To be doing good deeds is man's most glorious task.
When Zachary Crockett cycled home after work through the Mission District of San Francisco on Jan. 28, he stopped when he noticed a crowd of people watching (and many filming) a building on fire.
It was a fire that would kill one person, injure six others, and displace 54 people who lived in 19 apartments above small businesses. And 26-year-old Zack Crockett — disgusted by what appeared to be onlookers more interested in capturing dramatic images for social media than in helping distraught fire victims — would surprise himself by finding a way for everyone to help.
He started a fund online with low expectations. He hoped he could raise a couple thousand. The community took it from there:
Middle schoolers held bake sales to donate, churches passed the hat, and Google — reviled by some for being a gentrifying force in the Mission — kicked in $16,000. Most of the money came in small chunks. In all, 2,300 people and businesses donated.
After GoFundMe and a processing company took their cuts, Crockett had a total of $165,606. He pulled in the Mission Economic Development Agency, a nonprofit that works with the neighborhood’s low-income residents, to help him figure out what to do with the money.
What they did was cut checks for both individuals and families, ranging from $6,000 to $15,000.

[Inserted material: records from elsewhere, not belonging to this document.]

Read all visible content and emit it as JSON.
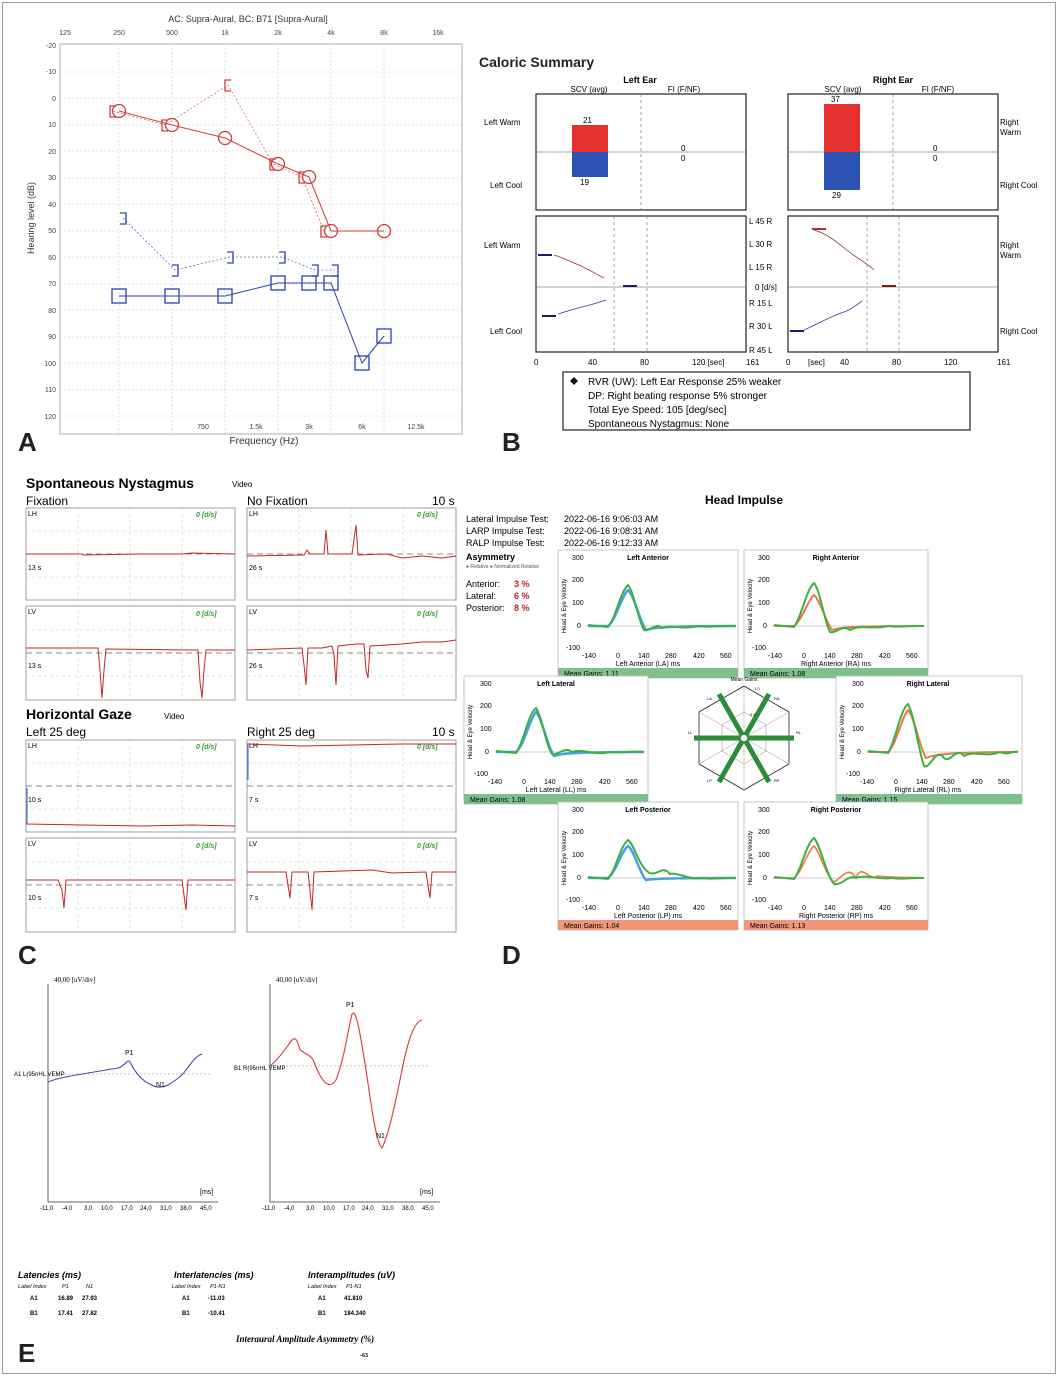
{
  "panel_labels": [
    "A",
    "B",
    "C",
    "D",
    "E"
  ],
  "colors": {
    "red": "#d33b3b",
    "blue": "#2b40b0",
    "green": "#3b9a3b",
    "gain_green": "#7fbf8c",
    "gain_orange": "#f0957a"
  },
  "panelA": {
    "title": "AC: Supra-Aural, BC: B71 [Supra-Aural]",
    "top_freqs": [
      "125",
      "250",
      "500",
      "1k",
      "2k",
      "4k",
      "8k",
      "16k"
    ],
    "bottom_freqs": [
      "750",
      "1.5k",
      "3k",
      "6k",
      "12.5k"
    ],
    "xlabel": "Frequency (Hz)",
    "ylabel": "Hearing level (dB)",
    "y_ticks": [
      "-20",
      "-10",
      "0",
      "10",
      "20",
      "30",
      "40",
      "50",
      "60",
      "70",
      "80",
      "90",
      "100",
      "110",
      "120"
    ]
  },
  "panelB": {
    "title": "Caloric Summary",
    "left_ear": "Left Ear",
    "right_ear": "Right Ear",
    "scv": "SCV (avg)",
    "fi": "FI (F/NF)",
    "left_warm": "Left Warm",
    "left_cool": "Left Cool",
    "right_warm_1": "Right",
    "right_warm_2": "Warm",
    "right_cool": "Right Cool",
    "values": {
      "lw": "21",
      "lc": "19",
      "rw": "37",
      "rc": "29",
      "fi_top": "0",
      "fi_bot": "0"
    },
    "mid_scale": [
      "L 45 R",
      "L 30 R",
      "L 15 R",
      "0 [d/s]",
      "R 15 L",
      "R 30 L",
      "R 45 L"
    ],
    "x_left": [
      "0",
      "40",
      "80",
      "120 [sec]",
      "161"
    ],
    "x_right": [
      "0",
      "[sec]",
      "40",
      "80",
      "120",
      "161"
    ],
    "summary": [
      "RVR (UW): Left Ear Response 25% weaker",
      "DP: Right beating response 5% stronger",
      "Total Eye Speed: 105 [deg/sec]",
      "Spontaneous Nystagmus: None"
    ]
  },
  "panelC": {
    "title1": "Spontaneous Nystagmus",
    "video": "Video",
    "fixation": "Fixation",
    "no_fixation": "No Fixation",
    "ten_s": "10 s",
    "title2": "Horizontal Gaze",
    "left25": "Left 25 deg",
    "right25": "Right 25 deg",
    "ds": "0 [d/s]",
    "lh": "LH",
    "lv": "LV",
    "times": [
      "13 s",
      "26 s",
      "13 s",
      "26 s",
      "10 s",
      "7 s",
      "10 s",
      "7 s"
    ]
  },
  "panelD": {
    "title": "Head Impulse",
    "tests": [
      {
        "label": "Lateral Impulse Test:",
        "date": "2022-06-16 9:06:03 AM"
      },
      {
        "label": "LARP Impulse Test:",
        "date": "2022-06-16 9:08:31 AM"
      },
      {
        "label": "RALP Impulse Test:",
        "date": "2022-06-16 9:12:33 AM"
      }
    ],
    "asym_title": "Asymmetry",
    "asym_legend": "● Relative  ● Normalized Relative",
    "asym": [
      {
        "label": "Anterior:",
        "value": "3 %"
      },
      {
        "label": "Lateral:",
        "value": "6 %"
      },
      {
        "label": "Posterior:",
        "value": "8 %"
      }
    ],
    "y_ticks": [
      "300",
      "200",
      "100",
      "0",
      "-100"
    ],
    "x_ticks": [
      "-140",
      "0",
      "140",
      "280",
      "420",
      "560"
    ],
    "ylabel": "Head & Eye Velocity",
    "plots": [
      {
        "title": "Left Anterior",
        "xlabel": "Left Anterior (LA) ms",
        "gain": "Mean Gains: 1.11"
      },
      {
        "title": "Right Anterior",
        "xlabel": "Right Anterior (RA) ms",
        "gain": "Mean Gains: 1.08"
      },
      {
        "title": "Left Lateral",
        "xlabel": "Left Lateral (LL) ms",
        "gain": "Mean Gains: 1.08"
      },
      {
        "title": "Right Lateral",
        "xlabel": "Right Lateral (RL) ms",
        "gain": "Mean Gains: 1.15"
      },
      {
        "title": "Left Posterior",
        "xlabel": "Left Posterior (LP) ms",
        "gain": "Mean Gains: 1.04"
      },
      {
        "title": "Right Posterior",
        "xlabel": "Right Posterior (RP) ms",
        "gain": "Mean Gains: 1.13"
      }
    ],
    "hex_title": "Mean Gains",
    "hex_labels": [
      "LA",
      "RA",
      "LL",
      "RL",
      "LP",
      "RP"
    ],
    "hex_scale": [
      "1.0",
      "0.5"
    ]
  },
  "panelE": {
    "scale": "40,00 [uV/div]",
    "ms": "[ms]",
    "x_ticks": [
      "-11,0",
      "-4,0",
      "3,0",
      "10,0",
      "17,0",
      "24,0",
      "31,0",
      "38,0",
      "45,0"
    ],
    "left_label": "A1 L(95nHL VEMP",
    "right_label": "B1 R(95nHL VEMP",
    "p1": "P1",
    "n1": "N1",
    "lat_title": "Latencies (ms)",
    "inter_title": "Interlatencies (ms)",
    "amp_title": "Interamplitudes (uV)",
    "label_index": "Label Index",
    "p1h": "P1",
    "n1h": "N1",
    "p1n1": "P1-N1",
    "rows": [
      {
        "label": "A1",
        "p1": "16.89",
        "n1": "27.93",
        "inter": "-11.03",
        "amp": "41.810"
      },
      {
        "label": "B1",
        "p1": "17.41",
        "n1": "27.82",
        "inter": "-10.41",
        "amp": "184.340"
      }
    ],
    "asym_title": "Interaural Amplitude Asymmetry (%)",
    "asym_value": "-63"
  }
}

Crockett stood nervously, scanning the audience. They were sitting around tables in the Salvation Army shelter on Valencia Street where many of them have been staying since the inferno. Crockett allowed himself a smile.
“I know that some of you are probably still wondering who the heck I am,” he said quietly. They chuckled.
The story is touching. It reminds all of us of the power each individual has to move our communities, to help our communities, to bring people together.
“They say it takes a village, but sometimes it takes one person to be the catalyst,” said Gabriel Medina, policy manager of the Mission development agency. “That person was Zachary Crockett.”